I have finished reading Thag. I think the strangest verse is Thag 2.22 . It’s strange while another verse describe the release, this verse actually describes grandeur. I really dont know what this verse describes. Anyone can help me? Sorry for my bad English…
Here is a short summary about Bhaddahi. I’m afraid it’s not so clear!
Thanks… I’m waiting for better answer…
Making sense of it might require some careful study of the suttas and commentaries mentioned in the link I gave…
You are quite right, Thag 2.22 is one of the strangest and most difficult verses in the Theragāthā, or in the whole canon really. Here is my translation:
That king was named Panāda,
Whose sacrificial post was golden.
Its height was sixteen times its width,
And the top was a thousand-fold.
With a thousand panels, and a hundred ball-caps,
Adorned with banners, made of gold;
There, the seven times six hundred
Gods of music danced.
I spent a long time on this, and am reasonably happy with it, but no translation can claim certainty.
The basic idea concerns Vedic sacrifice.
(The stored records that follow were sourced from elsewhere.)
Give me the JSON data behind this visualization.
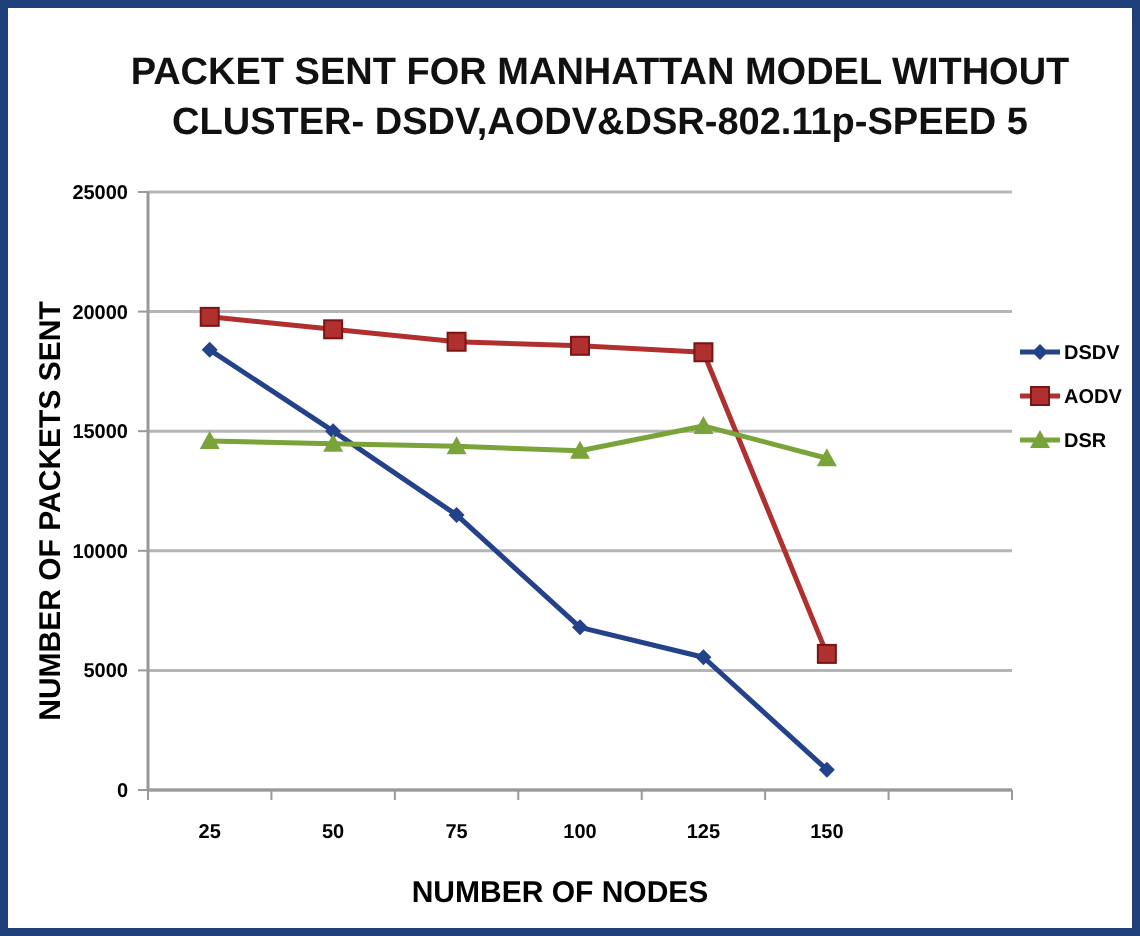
{
  "chart_data": {
    "type": "line",
    "title": "PACKET SENT FOR MANHATTAN MODEL WITHOUT CLUSTER- DSDV,AODV&DSR-802.11p-SPEED 5",
    "xlabel": "NUMBER OF NODES",
    "ylabel": "NUMBER OF PACKETS SENT",
    "categories": [
      "25",
      "50",
      "75",
      "100",
      "125",
      "150",
      null
    ],
    "series": [
      {
        "name": "DSDV",
        "color": "#23428a",
        "marker": "diamond",
        "values": [
          18400,
          15000,
          11500,
          6800,
          5550,
          850,
          null
        ]
      },
      {
        "name": "AODV",
        "color": "#b03030",
        "marker": "square",
        "values": [
          19780,
          19260,
          18740,
          18570,
          18300,
          5690,
          null
        ]
      },
      {
        "name": "DSR",
        "color": "#7aa33a",
        "marker": "triangle",
        "values": [
          14590,
          14480,
          14370,
          14180,
          15220,
          13870,
          null
        ]
      }
    ],
    "ylim": [
      0,
      25000
    ],
    "yticks": [
      0,
      5000,
      10000,
      15000,
      20000,
      25000
    ],
    "grid": "y",
    "legend": "right"
  }
}
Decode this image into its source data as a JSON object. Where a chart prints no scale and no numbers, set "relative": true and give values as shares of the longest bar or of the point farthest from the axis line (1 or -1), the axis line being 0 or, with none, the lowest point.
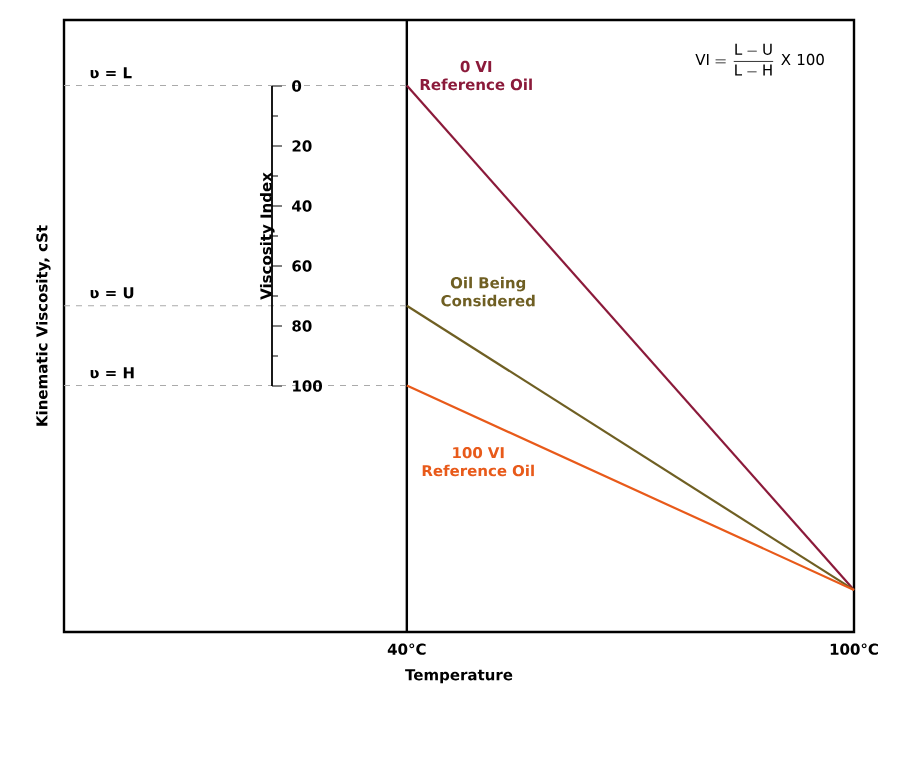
{
  "chart_data": {
    "type": "line",
    "xlabel": "Temperature",
    "ylabel": "Kinematic Viscosity, cSt",
    "y2label": "Viscosity Index",
    "x": [
      40,
      100
    ],
    "series": [
      {
        "name": "0 VI Reference Oil",
        "color": "#8b1a3a",
        "values": [
          1,
          0.077
        ]
      },
      {
        "name": "Oil Being Considered",
        "color": "#6f5f23",
        "values": [
          0.597,
          0.077
        ]
      },
      {
        "name": "100 VI Reference Oil",
        "color": "#e85a1a",
        "values": [
          0.451,
          0.077
        ]
      }
    ],
    "xlim": [
      -6,
      100
    ],
    "xticks": [
      {
        "value": 40,
        "label": "40°C"
      },
      {
        "value": 100,
        "label": "100°C"
      }
    ],
    "relative": true,
    "y2lim": [
      100,
      0
    ],
    "y2ticks": [
      0,
      20,
      40,
      60,
      80,
      100
    ],
    "ref_lines": [
      {
        "axis": "x",
        "value": 40,
        "color": "#000000",
        "line_style": "solid"
      },
      {
        "axis": "y",
        "value": 1,
        "label": "ʋ = L",
        "color": "#aaaaaa",
        "line_style": "dashed"
      },
      {
        "axis": "y",
        "value": 0.597,
        "label": "ʋ = U",
        "color": "#aaaaaa",
        "line_style": "dashed"
      },
      {
        "axis": "y",
        "value": 0.451,
        "label": "ʋ = H",
        "color": "#aaaaaa",
        "line_style": "dashed"
      }
    ],
    "annotations": [
      "\\mathrm{VI} = \\frac{\\mathrm{L - U}}{\\mathrm{L - H}}\\ \\mathrm{X\\ 100}"
    ],
    "marker": "none",
    "line_style": "solid"
  }
}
In their animal sacrifices, there would be a post, to which the sacrificial animals were tethered. This is the yūpa mentioned in the second line. The description is intended to exalt the magnificence of this pole, as a sign of the glory of king Panāda. The yūpa was used for the grandest of Vedic sacrifices, the horse sacrifice. This is glorified in the Brihadaranyaka as the ultimate source of sovereign power and authority for a ruler.
The earliest images of what a yūpa actually looked like seem to be in coins. These are, however, nearly a thousand years after the suttas, and even longer after the Vedas, so should be used with caution.
Samudragupta, gold dinar, c. 335-375 CE. Weight: 7.46 gm, Diameter: 21 mm. Sacrificial horse standing left, yupa (sacrificial post) before, circular Brāhmī legend around and si (for siddham) below horse / Queen standing left, holding towel in left hand, flywhisk in right over her shoulder, needle before, Brāhmī legend at right: Ashvamedhaparākrama. From Coinindia
Ujjain coin of sacrificial bull and yūpa
Gupta Empire, Samudragupta I (c.330-70), AV Dinar, 7.70g, Ashvamedha horse sacrifice type, horse standing right before yupa (sacrificial post) with streamers attached, letter si below, rajadhirajah prithivim [avijityva divam jayaty-ahritavajimedhah] around, rev. the chief queen (mahasi) standing left holding chowrie over shoulder asvamedha parakramah right. Source
In the last image you can see a flurry of streamers from the top of the post. I think this is the “thousand-fold” referred to in the text. The “ball caps” can be seen clearly in the top and bottom image: they are where the leash or streamers are attached to the post. I’m not entirely sure what the “panels” are, they don’t seem to be represented in the images. Probably they are small decorative sections, perhaps gold-plate or paintings; they could even be the decorative sections on the stand of the pole in the bottom image.
In any case, the description in the verse is recognizably similar to the images of yūpa, suitably magnified for mythic verse.
Notice the presence of the queen in the images of the horse sacrifice, rather than the king. The queen’s participation was required to complete the horse sacrifice. At the climax of the ceremony, after the stallion was killed, she was required to get “under the sheets” with the dead horse. She’d hold a bawdy and explicit ritualized conversation with the chief priest, all the while carrying out—or pretending to carry out?—the acts she was describing. No, really, it is exactly what you think!
The text is extremely unusual in that it doesn’t offer any “Buddhist” lesson. Normally, such a verse would be followed by the realization that such sacrifices were useless and harmful, and how much better it is to practice Dhamma. Clearly something is missing from the text, either extra verses, or a prose narrative background (which may or may not have originally been similar to the commentary.)